Sharks use the Earth’s magnetic field as GPS, according to the Science & Tech News study


Scientists have discovered that sharks use the Earth’s magnetic field as a type of natural GPS to control long journeys across the world’s oceans.

Marine laboratory experiments with a small species of shark have confirmed longstanding suspicions that sharks use magnetic fields to aid navigation.

This behavior has also been observed in other marine animals, including sea turtles.

The study, published in the journal Current Biology, also reveals why sharks are able to cross seas and find their way back to feed, breed and give birth, according to market policy specialist Bryan Keller, one of the authors of the study.

He said, “We know that sharks can react to magnetic fields. We didn’t know they recognized it as a navigational aid … They have sharks that can travel 20,000 km and land in the same place.”

Researchers were intrigued by how sharks have been able to do long-distance migrations for years.

The sharks make their journeys in the open ocean where they encounter few physical features such as coral that can serve as landmarks.

In search of answers, scientists at Florida State University decided to study crested sharks – a type of hammerhead that lives on both American coasts and returns to the same estuaries every year.

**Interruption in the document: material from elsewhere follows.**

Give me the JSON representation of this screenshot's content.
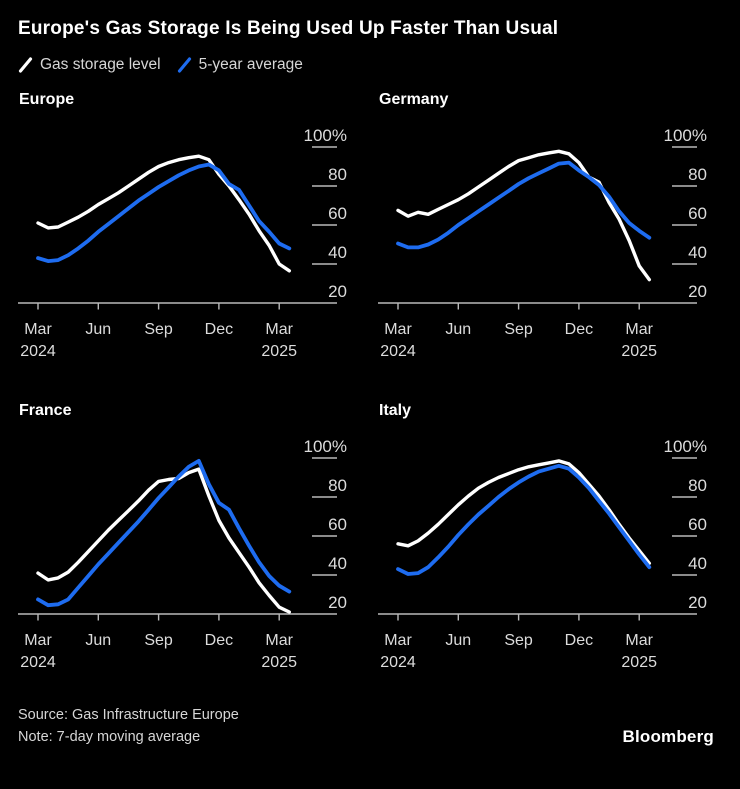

They exposed 20 hood heads to magnetic conditions that simulated locations hundreds of miles from where they were captured off Florida.

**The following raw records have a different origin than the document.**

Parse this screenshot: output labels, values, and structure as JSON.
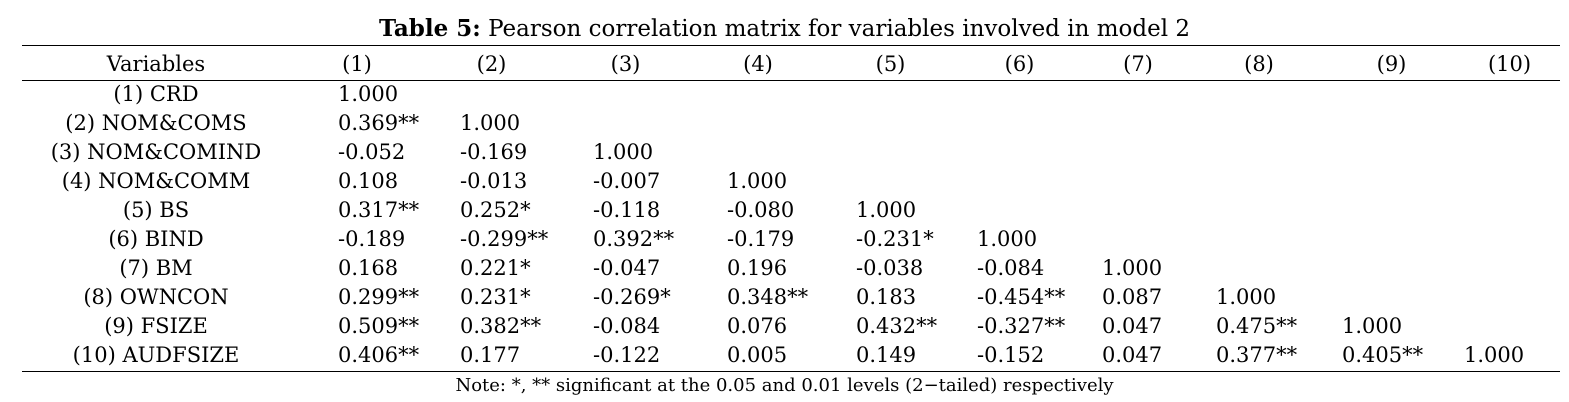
{
  "title": {
    "bold": "Table 5:",
    "text": " Pearson correlation matrix for variables involved in model 2"
  },
  "headers": [
    "Variables",
    "(1)",
    "(2)",
    "(3)",
    "(4)",
    "(5)",
    "(6)",
    "(7)",
    "(8)",
    "(9)",
    "(10)"
  ],
  "rows": [
    {
      "label": "(1) CRD",
      "values": [
        "1.000",
        "",
        "",
        "",
        "",
        "",
        "",
        "",
        "",
        ""
      ]
    },
    {
      "label": "(2) NOM&COMS",
      "values": [
        "0.369**",
        "1.000",
        "",
        "",
        "",
        "",
        "",
        "",
        "",
        ""
      ]
    },
    {
      "label": "(3) NOM&COMIND",
      "values": [
        "-0.052",
        "-0.169",
        "1.000",
        "",
        "",
        "",
        "",
        "",
        "",
        ""
      ]
    },
    {
      "label": "(4) NOM&COMM",
      "values": [
        "0.108",
        "-0.013",
        "-0.007",
        "1.000",
        "",
        "",
        "",
        "",
        "",
        ""
      ]
    },
    {
      "label": "(5) BS",
      "values": [
        "0.317**",
        "0.252*",
        "-0.118",
        "-0.080",
        "1.000",
        "",
        "",
        "",
        "",
        ""
      ]
    },
    {
      "label": "(6) BIND",
      "values": [
        "-0.189",
        "-0.299**",
        "0.392**",
        "-0.179",
        "-0.231*",
        "1.000",
        "",
        "",
        "",
        ""
      ]
    },
    {
      "label": "(7) BM",
      "values": [
        "0.168",
        "0.221*",
        "-0.047",
        "0.196",
        "-0.038",
        "-0.084",
        "1.000",
        "",
        "",
        ""
      ]
    },
    {
      "label": "(8) OWNCON",
      "values": [
        "0.299**",
        "0.231*",
        "-0.269*",
        "0.348**",
        "0.183",
        "-0.454**",
        "0.087",
        "1.000",
        "",
        ""
      ]
    },
    {
      "label": "(9) FSIZE",
      "values": [
        "0.509**",
        "0.382**",
        "-0.084",
        "0.076",
        "0.432**",
        "-0.327**",
        "0.047",
        "0.475**",
        "1.000",
        ""
      ]
    },
    {
      "label": "(10) AUDFSIZE",
      "values": [
        "0.406**",
        "0.177",
        "-0.122",
        "0.005",
        "0.149",
        "-0.152",
        "0.047",
        "0.377**",
        "0.405**",
        "1.000"
      ]
    }
  ],
  "note": "Note: *, ** significant at the 0.05 and 0.01 levels (2−tailed) respectively"
}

Great researchers likely share the hood’s reliance on magnetic fields, researchers say

The researchers found that the sharks began swimming north when the magnetic signals led them to believe they were south of where they were supposed to be.

Robert Hueter, retired senior scientist at Mote Marine Laboratory and Aquarium who was not involved in the study, described the results as compelling.

However, he said more study is needed to find out how the sharks use the magnetic fields to determine their location and whether larger, far-flung migratory sharks use a similar system to find their way.

He said, “The question has always been, even if sharks are sensitive to magnetic orientation, do they use that sense to navigate the oceans, and how? These authors have made some progress in eliminating this question.”

The dependence of the hood’s head on the earth’s magnetic field is likely shared by other shark species, such as B. Whites who travel across the ocean, researchers say.